# Overclocking abit ip35



## ionicsachin (Apr 7, 2008)

hi friends
i am new to overclocking 
i ve read many many online guides to novice overclocking....i ve familiarised myself with all the terms and thr meanings.....now i m planning to give it a try on my e8200 on ip35-pro....
system clock is 333 i think....can i take it directly to 380 or 390 and then start 5 mhz small increments....coz i ve seen ppl get 400x8 easily on e8200 easily....
wat is use of increasing nb voltage when unstable


----------



## nish_higher (Apr 7, 2008)

you can just take it directly to 400 instead of increments.i've done that on our E8200 and Biostar TP35D2A7 and ur mobo is way way better ! maybe it will go upto 430-440 without any V-mod but i'm yet to test mine 
then start doing it the increment way
btw which ram is it ? value ram?

and here's a tutorial on E8200 overclocking-
*www.utheguru.com/overclocking-an-intel-e8200-core-2-duo-processor-2


----------



## ionicsachin (Apr 7, 2008)

thats wat the ram is tensing me up....
its a transcend 2x1gb 800mhz ddr2....bought it for 2100bucks....
which is the best 2x1gb under 2k for overclocking


----------



## ionicsachin (Apr 8, 2008)

any suggestions?


----------



## mayanksharma (Apr 9, 2008)

Patriot EP/Signature Series or Corsair XMS series! 
A Patriot Signature could be affordable by paying couple of hundreds over 2K, though XMS on the other hand is way costly. Btw, let me share u a secret...Patriot Signature RAMs with heat sink have few modules which are of EP series by part number. Believe me, if u are lucky as me...u are going to love the honest cheat!!


----------



## ionicsachin (Apr 9, 2008)

i am confused between 2
patriot signature 2x1gb pc2-6400 costing 2.2k
and
g-skill 2x1gb pc2-6400 for 2.3
in reviews the 2nd one has proven better and it easily goes to 475 mhz which is enuf coz i m no serious overclocker


----------



## mayanksharma (Apr 9, 2008)

Yep, G-Skill is good. Dont go by reviews everytime. I have Patriot and it touches 500Mhz easily. Depends upon the model though. I leave last choice upon you.


----------



## ionicsachin (Apr 9, 2008)

i ll go with g-skill....coz i m gettin it locally at ease.....
and lolz....any overclock xpected frm my present transcend 2x1gb 800mhz sticks....


----------



## hellgate (Apr 9, 2008)

r u clocking on the stock HSF?
as for the ram the Transcend 800MHz sud easily do 900MHz and above (my 667 does 900MHz).


----------



## ionicsachin (Apr 9, 2008)

wat is hsf? is it voltage?
and i dint overclock yet....
shud i give these transcend sticks a try?
wat vdimm are u using?


----------



## Pathik (Apr 9, 2008)

HSF= Heat sink and fan. Are you using any 3rd party coolers?


----------



## hellgate (Apr 9, 2008)

HSF = Heatsink Fan. ru using the Intel stock HSF?
try the Transcend sticks,they aint that bad.
vdimm for me is 2.2v @ 900MHz @ 4-4-4-12.

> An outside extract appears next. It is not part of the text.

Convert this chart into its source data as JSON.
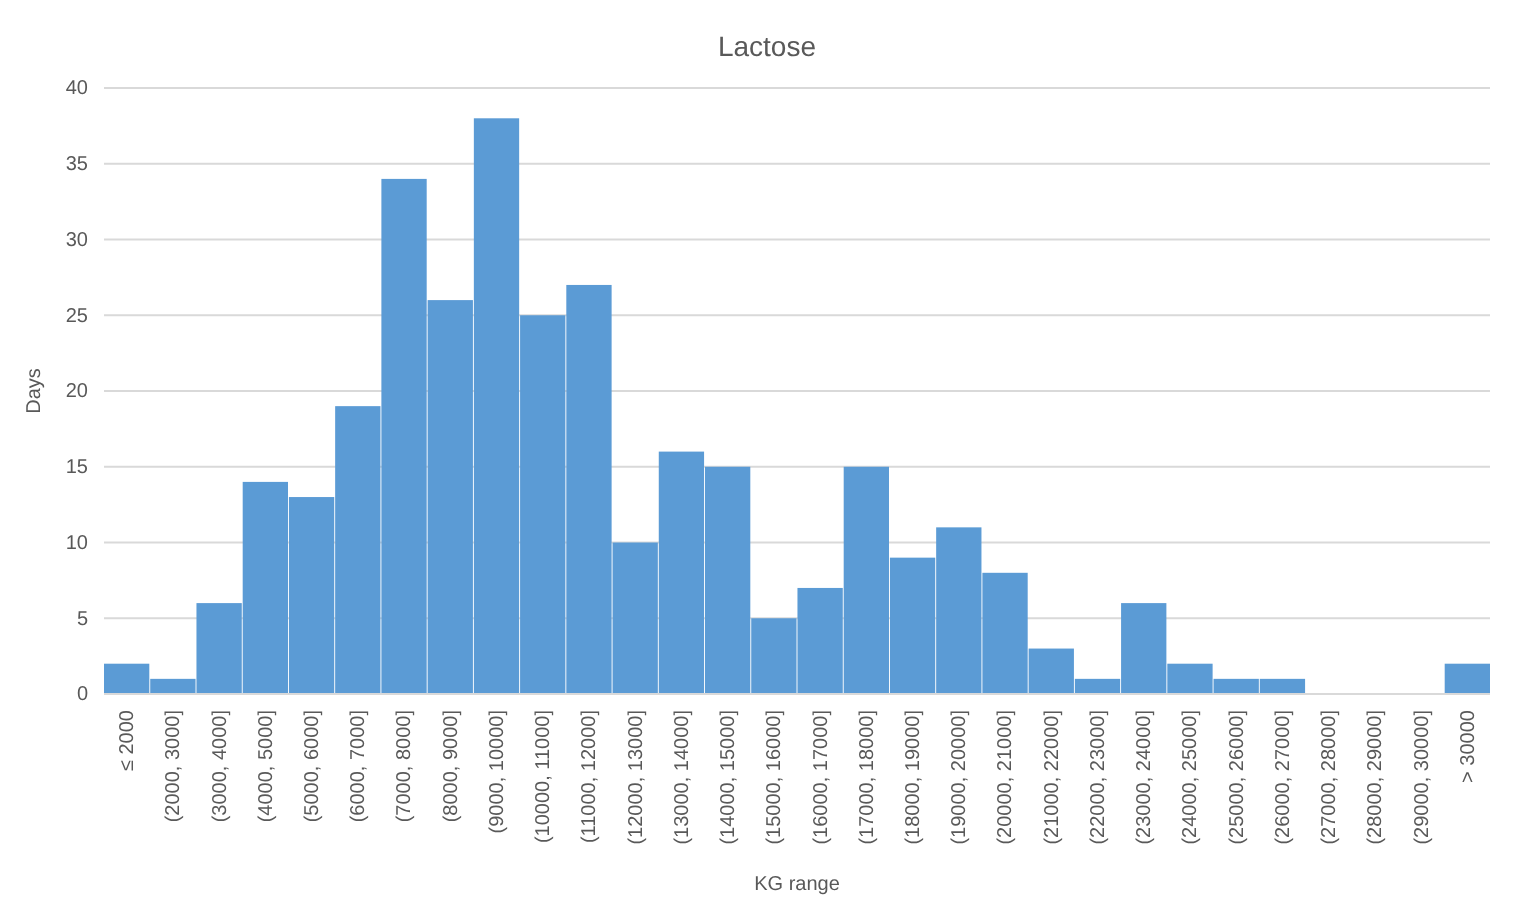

try these settings 4 ur E8200:
FSB = 400
DRAM:FSB = 1:1

CPU vcore = 1.4050 (if system is stable then dec to 1.3850 and try)
leave rest to default settings.try these rec the idle and load temps and post here.


----------



## ionicsachin (Apr 9, 2008)

sure i will give these settings a try. ... ..i m using arctic silver 5 with stock cooler:d.....i kno it sux
and i ll be bak on monday with overclock results....i ve got my iitjee this sunday....


----------



## ajayashish (Apr 9, 2008)

hellgate said:


> HSF = Heatsink Fan. ru using the Intel stock HSF?
> try the Transcend sticks,they aint that bad.
> vdimm for me is 2.2v @ 900MHz @ 4-4-4-12.
> 
> ...


 

what does this 4-4-4-12 and 5-5-5-12 means... i have read it in many places...


----------



## hellgate (Apr 9, 2008)

4-4-4-12 -> these figs denote the memory timings ur ram can do at a certain fsb (i.e 4-4-4-12 @ 667MHz).
4-4-4-12 correspond to the following: CL-RCD-RP-RAS

Just read thru this and u'll understand:

*www.hardwaresecrets.com/article/26


----------



## mayanksharma (Apr 9, 2008)

ionicsachin said:


> i m using arctic silver 5 with stock cooler:d.....i kno it sux


Not actually !!  I've applied AS5 with stock HSF on my Quad, and clocked at 2.8Ghz, the temps are reduced alot. Atleast the difference is enough to makeup for what i paid for AS5! Aftermarket coolers are anytime better than stock HSF though..


----------



## ionicsachin (Apr 9, 2008)

which is the best value for money cooler....


----------



## hellgate (Apr 10, 2008)

get TRUE if u can.sud cost bout 2.7k. + cost of a good 120mm fan


----------